Sturtevant’s work at the Frederick Remington Green Garden in the Highlands neighborhood in Seattle from 1931 to 1933; and the William O. McKay Roof Garden in Seattle from 1931 to 1932 established his reputation as a residential landscape designer. His 1936-37 design for the Ambrose Patterson Garden in Seattle was shown as Seattle’s first modern garden, at the San Francisco Museum of Art’s exhibition, "Contemporary Landscape Architecture and Its Sources." He collaborated with J. Lister Holmes on the Arnold Dessau house in the Highlands neighborhood in Seattle from 1937 to 1939, to "bring the outdoors inside." Across the road, another project, the Paul Piggott residence (formerly Norcliffe), from 1943 to 1945; included a cliffside pool; unique in the Northwest. Sturtevant, while working around the country, maintained an office in Elsah, Illinois. From 1931 to 1940, he kept a desk in Thomas Church’s San Francisco office. When in the Bay Area, Sturtevant led the design of the 1935 and 1936 California Spring Garden Shows. He also involved in the landscape design of the 1939 Golden Gate Exposition on Treasure Island.

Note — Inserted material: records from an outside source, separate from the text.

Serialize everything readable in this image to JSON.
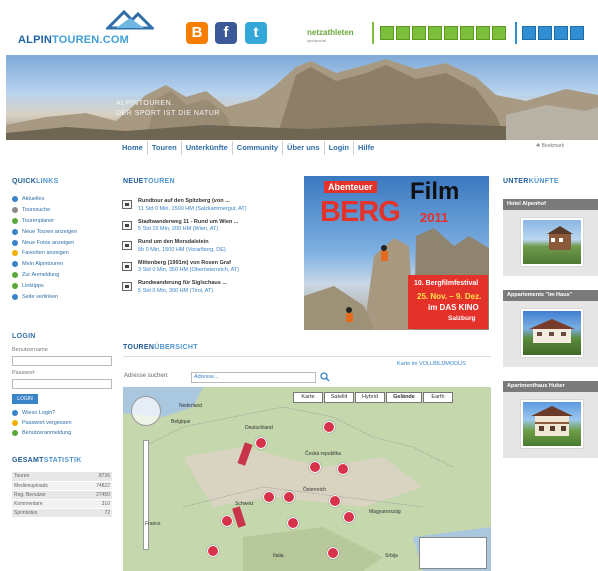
{
  "header": {
    "logo_part1": "ALPIN",
    "logo_part2": "TOUREN.COM",
    "social": [
      "B",
      "f",
      "t"
    ],
    "partner": "netzathleten",
    "partner_sub": "sportportal"
  },
  "banner": {
    "caption_line1": "ALPINTOUREN.",
    "caption_line2": "DER SPORT IST DIE NATUR"
  },
  "nav": {
    "items": [
      "Home",
      "Touren",
      "Unterkünfte",
      "Community",
      "Über uns",
      "Login",
      "Hilfe"
    ],
    "bookmark": "Bookmark"
  },
  "quicklinks": {
    "title_bold": "QUICK",
    "title_light": "LINKS",
    "items": [
      {
        "label": "Aktuelles",
        "color": "#3a84c8"
      },
      {
        "label": "Tourssuche",
        "color": "#8a8a8a"
      },
      {
        "label": "Tourenplaner",
        "color": "#5aa83a"
      },
      {
        "label": "Neue Touren anzeigen",
        "color": "#3a84c8"
      },
      {
        "label": "Neue Fotos anzeigen",
        "color": "#3a84c8"
      },
      {
        "label": "Favoriten anzeigen",
        "color": "#f0b000"
      },
      {
        "label": "Mein Alpintouren",
        "color": "#3a84c8"
      },
      {
        "label": "Zur Anmeldung",
        "color": "#5aa83a"
      },
      {
        "label": "Linktipps",
        "color": "#5aa83a"
      },
      {
        "label": "Seite verlinken",
        "color": "#3a84c8"
      }
    ]
  },
  "login": {
    "title": "LOGIN",
    "user_label": "Benutzername",
    "password_label": "Passwort",
    "button": "LOGIN",
    "links": [
      "Wieso Login?",
      "Passwort vergessen",
      "Benutzeranmeldung"
    ]
  },
  "stats": {
    "title_bold": "GESAMT",
    "title_light": "STATISTIK",
    "rows": [
      {
        "label": "Touren",
        "value": "8736"
      },
      {
        "label": "Medienuploads",
        "value": "74822"
      },
      {
        "label": "Reg. Benutzer",
        "value": "27450"
      },
      {
        "label": "Kommentare",
        "value": "310"
      },
      {
        "label": "Sprintsites",
        "value": "72"
      }
    ]
  },
  "new_tours": {
    "title_bold": "NEUE",
    "title_light": "TOUREN",
    "items": [
      {
        "name": "Rundtour auf den Spitzberg (von ...",
        "meta": "11 Std 0 Min, 1500 HM (Salzkammergut, AT)"
      },
      {
        "name": "Stadtwanderweg 11 - Rund um Wien ...",
        "meta": "5 Std 15 Min, 200 HM (Wien, AT)"
      },
      {
        "name": "Rund um den Morsdalstein",
        "meta": "5h 0 Min, 1500 HM (Vorarlberg, DE)"
      },
      {
        "name": "Mittenberg (1991m) von Rosen Graf",
        "meta": "3 Std 0 Min, 350 HM (Oberösterreich, AT)"
      },
      {
        "name": "Rundwanderung für Siglschaus ...",
        "meta": "5 Std 0 Min, 300 HM (Tirol, AT)"
      }
    ]
  },
  "ad": {
    "line1": "Abenteuer",
    "line2": "Film",
    "line3": "BERG",
    "line4": "2011",
    "line5": "10. Bergfilmfestival",
    "line6": "25. Nov. – 9. Dez.",
    "line7": "im DAS KINO",
    "line8": "Salzburg"
  },
  "overview": {
    "title_bold": "TOUREN",
    "title_light": "ÜBERSICHT",
    "fullscreen_link": "Karte im VOLLBILDMODUS",
    "address_label": "Adresse suchen:",
    "address_placeholder": "Adresse...",
    "map_types": [
      "Karte",
      "Satellit",
      "Hybrid",
      "Gelände",
      "Earth"
    ],
    "map_labels": [
      "Nederland",
      "Belgique",
      "Deutschland",
      "Česká republika",
      "Österreich",
      "Schweiz",
      "Magyarország",
      "France",
      "Italia",
      "Srbija"
    ]
  },
  "accommodations": {
    "title_bold": "UNTER",
    "title_light": "KÜNFTE",
    "items": [
      {
        "name": "Hotel Alpenhof"
      },
      {
        "name": "Appartements \"Im Haus\""
      },
      {
        "name": "Apartmenthaus Huber"
      }
    ]
  }
}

In 1941, Sturtevant served as the first president of the San Francisco chapter of the American Society of Landscape Architects. Later that year he joined the U.S. Army Air Corps, where he served as a Major in the Army Air Force and Chief of their Airport Unit. During this time he formed a partnership with Edwin Grohs. This partnership allowed Sturtevant to work on wartime housing projects such as Yesler Terrance and Holly Park in Seattle. He also contributed to Westpark, Eastpark, and Bremerton Gardens, all in Bremerton while he was laying out military airfields throughout the southern United States.

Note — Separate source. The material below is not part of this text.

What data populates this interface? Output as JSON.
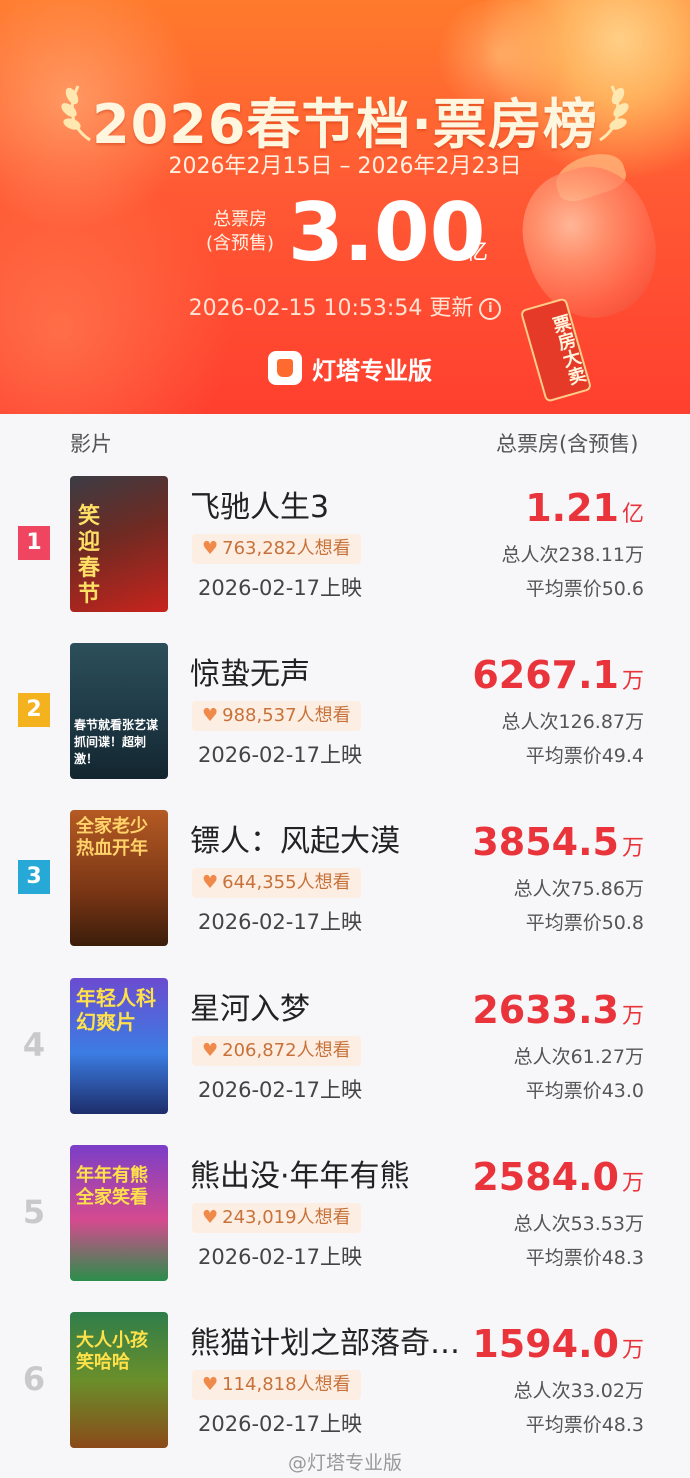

At the end of the war, Sturtevant opened a San Francisco office under succeeding names: Western Engineers from 1945 to 1946; and Sturtevant & French, from 1946 to 1947. The work during this time emphasized airport design, but only the Portland Airport in Portland, Oregon from 1945 to 1948 can be confirmed. He also began to do larger land planning work, executing master plans for the Pope Estate in Burlingame, California from 1946 to 1947, and the Village of Hana, on the Island of Maui, Hawaii from 1947 to 1949.

==Later years==
In 1954, Sturtevant moved back to his native Midwest, settling in St. Louis to work on the design of the Principia School campus from 1948 to 1969 for grades K-12. He also executed the American University Campus Master Plan, in Beirut, Lebanon, from 1961 to 1962; worked for John Brown University, in Siloam Springs, Arkansas from 1962 to 1963; and the Mason Woods Development, in St. Louis, Missouri from 1966 to 1969. He fell ill with colon cancer and died at the Christian Science Sanatorium in San Francisco on April 11, 1971.